Well I definitely fall into #7!! 

And as for #10... I never buy red meat at large grocery chains! I will only buy grass-fed meat from Whole Foods or on the internet from a farm. 

#13 - well I sort of figured calorie counts would ROUND DOWN... after all foods are not EXACTLY X amount of calories... for instance something says it's 120 calories... well it could sometimes be 122 calories or 100 calories depending on how much is packed into the package - machines are not ALWAYS 100% 

#12 is just plain funny - who wouldn't compare prices first~!

#3 is just plain gross... considering I already had some cinnamon today and probably will have frozen broccoli & canned tomatoes later! 

I really enjoyed that article thanks for posting it!

I work in the food industry and, whilst there are some different rules in the UK, (many British supermarkets have  removed sweets from the checkout area, for example, and water-pumped chicken has to be labelled) the list isn't all that surprising. I suppose all of this is why I tend to avoid packaged foods most of the time.  I prefer things that haven't had a 'manufacturer' do too much to them and are as close to their natural state as possible.   I accept that there is a time-saving/cost-saving trade-off for not using fresh tomatoes instead of canned in a dish....  I don't have the facilities to mill my own flour or make my own cheese!   But I do make my own bread and cook almost all meals from scratch.

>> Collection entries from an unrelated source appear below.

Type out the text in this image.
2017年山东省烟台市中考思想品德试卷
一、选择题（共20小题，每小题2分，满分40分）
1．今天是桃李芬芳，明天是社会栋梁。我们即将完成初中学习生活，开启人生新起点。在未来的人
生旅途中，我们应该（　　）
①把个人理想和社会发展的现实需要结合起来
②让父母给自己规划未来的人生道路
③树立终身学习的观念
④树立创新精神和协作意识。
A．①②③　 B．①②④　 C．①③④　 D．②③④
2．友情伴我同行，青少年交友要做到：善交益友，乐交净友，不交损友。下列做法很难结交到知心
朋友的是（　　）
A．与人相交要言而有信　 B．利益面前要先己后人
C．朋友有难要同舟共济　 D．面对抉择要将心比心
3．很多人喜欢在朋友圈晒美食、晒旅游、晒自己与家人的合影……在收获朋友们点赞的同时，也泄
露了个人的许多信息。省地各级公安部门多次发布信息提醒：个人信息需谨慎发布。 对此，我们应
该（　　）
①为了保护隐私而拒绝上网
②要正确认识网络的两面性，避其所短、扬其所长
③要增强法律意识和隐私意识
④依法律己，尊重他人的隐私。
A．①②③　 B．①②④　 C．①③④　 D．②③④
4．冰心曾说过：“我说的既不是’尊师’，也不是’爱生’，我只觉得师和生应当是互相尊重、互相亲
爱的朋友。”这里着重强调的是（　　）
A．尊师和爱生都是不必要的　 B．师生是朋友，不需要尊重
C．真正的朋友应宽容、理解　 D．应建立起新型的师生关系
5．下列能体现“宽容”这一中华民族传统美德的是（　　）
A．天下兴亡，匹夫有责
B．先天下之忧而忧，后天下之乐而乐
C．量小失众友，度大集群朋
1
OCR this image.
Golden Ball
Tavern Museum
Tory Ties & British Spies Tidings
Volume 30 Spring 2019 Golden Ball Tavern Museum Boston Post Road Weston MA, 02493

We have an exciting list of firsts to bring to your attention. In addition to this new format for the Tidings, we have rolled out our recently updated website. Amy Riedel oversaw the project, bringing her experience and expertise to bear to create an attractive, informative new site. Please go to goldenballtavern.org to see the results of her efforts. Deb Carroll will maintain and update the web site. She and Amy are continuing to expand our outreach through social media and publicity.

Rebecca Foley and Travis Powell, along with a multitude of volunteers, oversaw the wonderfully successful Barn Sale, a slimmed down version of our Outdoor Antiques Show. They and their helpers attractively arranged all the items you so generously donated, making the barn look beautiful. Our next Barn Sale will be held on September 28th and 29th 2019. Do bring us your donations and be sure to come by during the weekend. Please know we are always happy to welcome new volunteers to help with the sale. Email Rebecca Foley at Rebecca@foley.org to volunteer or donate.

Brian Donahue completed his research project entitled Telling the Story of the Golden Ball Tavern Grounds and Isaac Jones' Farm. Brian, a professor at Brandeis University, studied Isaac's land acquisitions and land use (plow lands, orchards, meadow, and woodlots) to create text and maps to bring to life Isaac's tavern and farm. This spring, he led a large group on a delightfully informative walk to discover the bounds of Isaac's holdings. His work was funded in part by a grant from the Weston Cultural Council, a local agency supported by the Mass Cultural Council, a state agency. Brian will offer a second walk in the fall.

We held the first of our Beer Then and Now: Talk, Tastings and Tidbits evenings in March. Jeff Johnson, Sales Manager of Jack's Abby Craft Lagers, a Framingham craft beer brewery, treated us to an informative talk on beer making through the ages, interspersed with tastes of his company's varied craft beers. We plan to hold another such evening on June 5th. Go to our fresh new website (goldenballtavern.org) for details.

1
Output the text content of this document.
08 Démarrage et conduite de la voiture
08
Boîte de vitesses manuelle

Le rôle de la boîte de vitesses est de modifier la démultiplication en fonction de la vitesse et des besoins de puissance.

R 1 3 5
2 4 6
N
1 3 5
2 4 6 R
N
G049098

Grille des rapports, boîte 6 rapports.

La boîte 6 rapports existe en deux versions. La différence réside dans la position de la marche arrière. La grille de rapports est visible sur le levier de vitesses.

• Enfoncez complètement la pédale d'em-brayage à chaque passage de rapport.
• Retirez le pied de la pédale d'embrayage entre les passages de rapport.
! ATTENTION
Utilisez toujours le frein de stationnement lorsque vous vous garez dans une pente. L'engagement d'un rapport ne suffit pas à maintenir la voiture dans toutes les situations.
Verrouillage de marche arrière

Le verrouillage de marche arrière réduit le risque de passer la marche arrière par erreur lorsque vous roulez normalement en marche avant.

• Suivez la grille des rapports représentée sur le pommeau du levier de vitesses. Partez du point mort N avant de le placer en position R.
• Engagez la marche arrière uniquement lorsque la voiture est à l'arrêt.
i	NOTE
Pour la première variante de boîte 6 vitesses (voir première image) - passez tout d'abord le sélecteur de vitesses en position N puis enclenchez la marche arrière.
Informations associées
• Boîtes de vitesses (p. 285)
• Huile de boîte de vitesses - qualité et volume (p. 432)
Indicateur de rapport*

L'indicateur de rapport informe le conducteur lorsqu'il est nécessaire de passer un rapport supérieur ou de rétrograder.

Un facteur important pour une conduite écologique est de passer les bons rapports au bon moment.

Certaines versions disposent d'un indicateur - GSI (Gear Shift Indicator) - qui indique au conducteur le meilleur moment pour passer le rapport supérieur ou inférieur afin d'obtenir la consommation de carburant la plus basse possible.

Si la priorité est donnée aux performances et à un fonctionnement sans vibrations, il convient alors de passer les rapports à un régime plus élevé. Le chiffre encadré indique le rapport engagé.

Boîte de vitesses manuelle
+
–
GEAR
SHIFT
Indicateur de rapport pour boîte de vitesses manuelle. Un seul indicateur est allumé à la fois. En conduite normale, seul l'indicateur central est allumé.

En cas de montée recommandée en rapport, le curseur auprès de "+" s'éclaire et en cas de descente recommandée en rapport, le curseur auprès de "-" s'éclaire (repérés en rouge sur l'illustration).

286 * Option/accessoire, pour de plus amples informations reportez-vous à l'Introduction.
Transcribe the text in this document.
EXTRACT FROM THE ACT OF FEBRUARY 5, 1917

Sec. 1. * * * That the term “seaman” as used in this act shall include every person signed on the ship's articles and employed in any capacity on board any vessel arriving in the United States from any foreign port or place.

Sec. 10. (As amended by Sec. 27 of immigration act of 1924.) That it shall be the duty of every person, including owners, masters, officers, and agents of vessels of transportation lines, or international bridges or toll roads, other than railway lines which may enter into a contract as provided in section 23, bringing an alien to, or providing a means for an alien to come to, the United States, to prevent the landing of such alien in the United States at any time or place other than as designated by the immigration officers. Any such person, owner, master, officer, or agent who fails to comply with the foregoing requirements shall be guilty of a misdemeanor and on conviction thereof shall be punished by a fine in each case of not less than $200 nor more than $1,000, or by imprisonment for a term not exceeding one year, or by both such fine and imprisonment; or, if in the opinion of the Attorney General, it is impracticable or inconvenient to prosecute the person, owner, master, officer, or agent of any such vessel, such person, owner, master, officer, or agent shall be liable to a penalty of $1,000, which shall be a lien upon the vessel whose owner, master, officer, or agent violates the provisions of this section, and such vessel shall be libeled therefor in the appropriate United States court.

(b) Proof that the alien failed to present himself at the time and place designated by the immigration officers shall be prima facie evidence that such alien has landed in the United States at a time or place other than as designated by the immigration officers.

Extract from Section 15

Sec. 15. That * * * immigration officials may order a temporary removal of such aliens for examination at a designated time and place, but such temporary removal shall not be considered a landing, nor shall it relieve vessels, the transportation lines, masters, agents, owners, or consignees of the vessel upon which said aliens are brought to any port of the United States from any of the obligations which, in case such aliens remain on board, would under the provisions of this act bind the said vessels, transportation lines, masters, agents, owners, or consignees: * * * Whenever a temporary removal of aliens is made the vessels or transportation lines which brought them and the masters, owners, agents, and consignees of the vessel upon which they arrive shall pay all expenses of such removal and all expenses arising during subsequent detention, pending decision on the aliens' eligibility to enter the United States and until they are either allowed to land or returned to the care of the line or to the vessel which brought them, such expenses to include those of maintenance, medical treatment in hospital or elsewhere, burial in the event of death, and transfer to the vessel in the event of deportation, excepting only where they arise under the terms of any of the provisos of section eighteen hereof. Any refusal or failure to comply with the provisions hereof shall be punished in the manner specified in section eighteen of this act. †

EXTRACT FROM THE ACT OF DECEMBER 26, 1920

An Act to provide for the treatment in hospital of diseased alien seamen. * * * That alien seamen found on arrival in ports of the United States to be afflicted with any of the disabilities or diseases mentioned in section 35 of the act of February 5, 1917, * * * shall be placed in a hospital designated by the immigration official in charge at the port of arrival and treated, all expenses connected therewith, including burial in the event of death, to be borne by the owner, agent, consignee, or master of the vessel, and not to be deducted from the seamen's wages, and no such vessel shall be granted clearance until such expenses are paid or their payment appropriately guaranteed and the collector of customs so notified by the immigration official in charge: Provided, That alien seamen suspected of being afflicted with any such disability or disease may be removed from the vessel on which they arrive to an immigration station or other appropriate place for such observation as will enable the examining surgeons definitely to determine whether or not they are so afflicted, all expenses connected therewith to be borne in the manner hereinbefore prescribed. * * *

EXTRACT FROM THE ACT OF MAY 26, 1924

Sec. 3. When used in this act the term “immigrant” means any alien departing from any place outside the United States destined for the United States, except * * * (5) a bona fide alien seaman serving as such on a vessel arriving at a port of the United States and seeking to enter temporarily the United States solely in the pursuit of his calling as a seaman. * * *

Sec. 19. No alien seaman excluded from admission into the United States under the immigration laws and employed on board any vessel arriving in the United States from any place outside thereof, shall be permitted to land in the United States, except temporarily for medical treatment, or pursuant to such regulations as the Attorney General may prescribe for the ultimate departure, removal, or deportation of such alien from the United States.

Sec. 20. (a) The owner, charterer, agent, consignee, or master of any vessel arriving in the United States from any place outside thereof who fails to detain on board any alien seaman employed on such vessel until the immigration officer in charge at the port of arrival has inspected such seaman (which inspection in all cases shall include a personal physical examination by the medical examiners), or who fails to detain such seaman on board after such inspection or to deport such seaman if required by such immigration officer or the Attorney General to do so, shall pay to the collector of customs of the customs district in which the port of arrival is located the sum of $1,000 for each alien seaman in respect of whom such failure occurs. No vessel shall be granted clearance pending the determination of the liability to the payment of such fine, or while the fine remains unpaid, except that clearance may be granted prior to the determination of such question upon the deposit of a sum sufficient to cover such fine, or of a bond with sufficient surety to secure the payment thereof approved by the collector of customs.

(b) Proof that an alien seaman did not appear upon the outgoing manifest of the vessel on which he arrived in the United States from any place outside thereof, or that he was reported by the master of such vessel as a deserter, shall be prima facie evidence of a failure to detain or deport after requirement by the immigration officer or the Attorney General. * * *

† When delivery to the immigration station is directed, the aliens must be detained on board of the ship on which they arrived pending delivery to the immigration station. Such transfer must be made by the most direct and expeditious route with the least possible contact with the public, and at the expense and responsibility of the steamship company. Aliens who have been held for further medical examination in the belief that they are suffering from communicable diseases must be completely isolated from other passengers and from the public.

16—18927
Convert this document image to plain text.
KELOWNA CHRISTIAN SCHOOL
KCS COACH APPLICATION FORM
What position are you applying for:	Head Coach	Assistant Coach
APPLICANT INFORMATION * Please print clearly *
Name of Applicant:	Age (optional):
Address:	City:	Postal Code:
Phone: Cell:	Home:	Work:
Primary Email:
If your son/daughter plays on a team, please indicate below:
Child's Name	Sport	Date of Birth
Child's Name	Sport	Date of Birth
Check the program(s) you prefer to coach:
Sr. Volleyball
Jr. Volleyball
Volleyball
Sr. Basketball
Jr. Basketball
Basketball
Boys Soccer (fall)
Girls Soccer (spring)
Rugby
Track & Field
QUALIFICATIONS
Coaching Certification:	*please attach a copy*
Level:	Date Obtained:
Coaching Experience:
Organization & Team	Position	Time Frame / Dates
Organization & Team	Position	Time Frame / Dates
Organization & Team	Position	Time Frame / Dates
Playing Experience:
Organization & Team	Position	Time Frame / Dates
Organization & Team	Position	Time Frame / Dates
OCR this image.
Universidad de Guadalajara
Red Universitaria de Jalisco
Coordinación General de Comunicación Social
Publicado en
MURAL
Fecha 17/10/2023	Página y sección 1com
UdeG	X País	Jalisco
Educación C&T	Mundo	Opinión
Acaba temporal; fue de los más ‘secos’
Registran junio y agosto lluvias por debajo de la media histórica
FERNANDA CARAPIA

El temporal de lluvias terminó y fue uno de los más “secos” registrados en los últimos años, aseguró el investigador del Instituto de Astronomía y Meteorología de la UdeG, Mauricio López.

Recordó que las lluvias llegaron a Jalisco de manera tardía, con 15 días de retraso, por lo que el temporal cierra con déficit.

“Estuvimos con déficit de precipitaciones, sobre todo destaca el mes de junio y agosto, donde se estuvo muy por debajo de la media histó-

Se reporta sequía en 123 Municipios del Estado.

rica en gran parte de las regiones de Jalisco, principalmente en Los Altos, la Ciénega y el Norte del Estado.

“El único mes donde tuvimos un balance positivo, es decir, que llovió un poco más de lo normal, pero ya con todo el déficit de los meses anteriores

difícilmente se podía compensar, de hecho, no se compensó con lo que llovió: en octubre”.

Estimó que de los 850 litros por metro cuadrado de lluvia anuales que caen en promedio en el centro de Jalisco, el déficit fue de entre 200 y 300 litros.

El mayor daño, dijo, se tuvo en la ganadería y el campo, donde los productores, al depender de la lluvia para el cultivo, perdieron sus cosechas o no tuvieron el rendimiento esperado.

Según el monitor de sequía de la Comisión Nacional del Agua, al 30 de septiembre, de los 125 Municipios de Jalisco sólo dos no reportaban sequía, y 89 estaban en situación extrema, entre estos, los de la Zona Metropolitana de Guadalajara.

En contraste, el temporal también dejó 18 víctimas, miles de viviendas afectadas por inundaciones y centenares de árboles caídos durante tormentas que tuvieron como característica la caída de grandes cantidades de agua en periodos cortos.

I do like Michael Pollan's suggestion that we should be suspicious of any food making a health claim, for example. (Genuinely healthy food can't make comparative health claims because it can't be reformulated.... the '33% lower fat banana' will never exist)  Common sense says that a bottle of sugary, nasty-tasting, violently coloured Sunny Delight might be 'enriched with vitamin D' or whatever but that doesn't make it healthy.  

The other one I think should be exposed is the phenomena of 'everlasting food'...  Make a sponge cake at home, keep it in an airtight tin and it'll need eating up before the week's out or it'll start to get dry and mouldy.  So what on earth do manufacturers put in or leave out of a sponge cake in a box that means it has a six month (or longer) shelf-life?  If even mould doesn't find a foodstuff appetising, should we follow its lead?  LOL!